2013 Big Easy Tour season
- Duration: 9 April 2013 – 25 October 2013
- Number of official events: 12
- Order of Merit: Divan Gerber

= 2013 Big Easy Tour =

Golf tour season

The 2013 Big Easy Tour was the third season of the Big Easy Tour, the official development tour to the Sunshine Tour.

==Schedule==
The following table lists official events during the 2013 season.

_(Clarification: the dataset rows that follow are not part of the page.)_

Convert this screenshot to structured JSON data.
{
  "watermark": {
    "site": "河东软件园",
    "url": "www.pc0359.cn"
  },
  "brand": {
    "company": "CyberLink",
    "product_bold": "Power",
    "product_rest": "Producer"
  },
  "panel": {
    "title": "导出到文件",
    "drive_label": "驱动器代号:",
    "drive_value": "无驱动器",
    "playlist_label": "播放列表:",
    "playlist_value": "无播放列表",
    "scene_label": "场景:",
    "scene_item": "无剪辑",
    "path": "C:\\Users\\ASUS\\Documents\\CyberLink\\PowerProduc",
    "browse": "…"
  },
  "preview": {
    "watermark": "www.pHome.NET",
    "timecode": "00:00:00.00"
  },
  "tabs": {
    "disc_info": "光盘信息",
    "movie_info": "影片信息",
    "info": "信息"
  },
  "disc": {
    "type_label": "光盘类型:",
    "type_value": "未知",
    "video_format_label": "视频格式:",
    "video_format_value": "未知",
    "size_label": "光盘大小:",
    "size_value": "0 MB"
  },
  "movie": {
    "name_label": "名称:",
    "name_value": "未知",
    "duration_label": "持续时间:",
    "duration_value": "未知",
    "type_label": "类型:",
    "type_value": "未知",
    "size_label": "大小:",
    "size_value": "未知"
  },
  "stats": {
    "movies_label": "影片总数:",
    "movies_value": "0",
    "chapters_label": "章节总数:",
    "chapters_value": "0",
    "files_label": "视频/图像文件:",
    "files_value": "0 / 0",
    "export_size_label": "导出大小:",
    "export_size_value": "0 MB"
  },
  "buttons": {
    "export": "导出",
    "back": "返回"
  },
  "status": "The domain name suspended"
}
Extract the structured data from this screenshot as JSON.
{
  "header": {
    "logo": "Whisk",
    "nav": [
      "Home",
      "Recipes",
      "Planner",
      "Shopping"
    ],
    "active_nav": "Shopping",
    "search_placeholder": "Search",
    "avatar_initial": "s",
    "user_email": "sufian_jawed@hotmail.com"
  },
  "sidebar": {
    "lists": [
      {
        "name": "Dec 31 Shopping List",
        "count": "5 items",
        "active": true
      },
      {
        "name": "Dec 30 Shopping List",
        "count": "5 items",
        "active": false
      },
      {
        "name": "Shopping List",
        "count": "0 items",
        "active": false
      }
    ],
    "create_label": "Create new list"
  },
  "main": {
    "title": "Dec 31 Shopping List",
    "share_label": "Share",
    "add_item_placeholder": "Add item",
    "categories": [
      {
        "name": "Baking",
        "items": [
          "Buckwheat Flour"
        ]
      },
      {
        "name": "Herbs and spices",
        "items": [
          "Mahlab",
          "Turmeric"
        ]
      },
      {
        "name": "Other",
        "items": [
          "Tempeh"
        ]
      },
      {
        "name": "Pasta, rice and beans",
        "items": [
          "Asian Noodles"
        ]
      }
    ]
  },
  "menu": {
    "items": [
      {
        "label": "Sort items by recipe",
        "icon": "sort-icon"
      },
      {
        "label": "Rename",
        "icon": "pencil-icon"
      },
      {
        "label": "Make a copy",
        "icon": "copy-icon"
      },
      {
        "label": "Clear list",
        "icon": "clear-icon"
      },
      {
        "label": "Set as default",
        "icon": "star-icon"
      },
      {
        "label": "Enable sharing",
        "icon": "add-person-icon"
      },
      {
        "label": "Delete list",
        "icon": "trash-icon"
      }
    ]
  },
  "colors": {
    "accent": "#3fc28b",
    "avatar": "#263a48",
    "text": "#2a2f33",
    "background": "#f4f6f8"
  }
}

| Date | Tournament | Location | Purse (R) | Winner |
|---|---|---|---|---|
| 10 Apr | Roodepoort CC | Gauteng | 100,000 | ZAF Dylan Frittelli (1) |
| 24 Apr | Observatory GC | Gauteng | 100,000 | ZIM Micky Hough (1) |
| 8 May | Centurion CC | Gauteng | 100,000 | ZAF Toto Thimba Jr. (2) |
| 24 May | Kempton Park GC | Gauteng | 100,000 | ZAF Jaco Prinsloo (1) |
| 7 Jun | Irene CC | Gauteng | 100,000 | ZAF Anton Haig (1) |
| 19 Jun | Wingate CC | Gauteng | 100,000 | ENG Jeff Inglis (3) |
| 26 Jun | Houghton GC | Gauteng | 100,000 | ZAF Attie Schwartzel (1) |
| 10 Jul | Benoni CC | Gauteng | 100,000 | ZAF Kevin Stone (1) |
| 24 Jul | Royal J & K | Gauteng | 100,000 | ZAF Morne Buys (2) |
| 14 Aug | The Els Club | Gauteng | 100,000 | ZAF Jacques Kruyswijk (1) |
| 23 Aug | ERPM GC | Gauteng | 100,000 | ZAF Dean O'Riley (2) |
| 25 Oct | Big Easy Tour Championship | Gauteng | 250,000 | ZAF Divan Gerber (2) |

==Order of Merit==
The Order of Merit was based on prize money won during the season, calculated in South African rand. The top five players on the Order of Merit earned status to play on the 2014 Sunshine Tour.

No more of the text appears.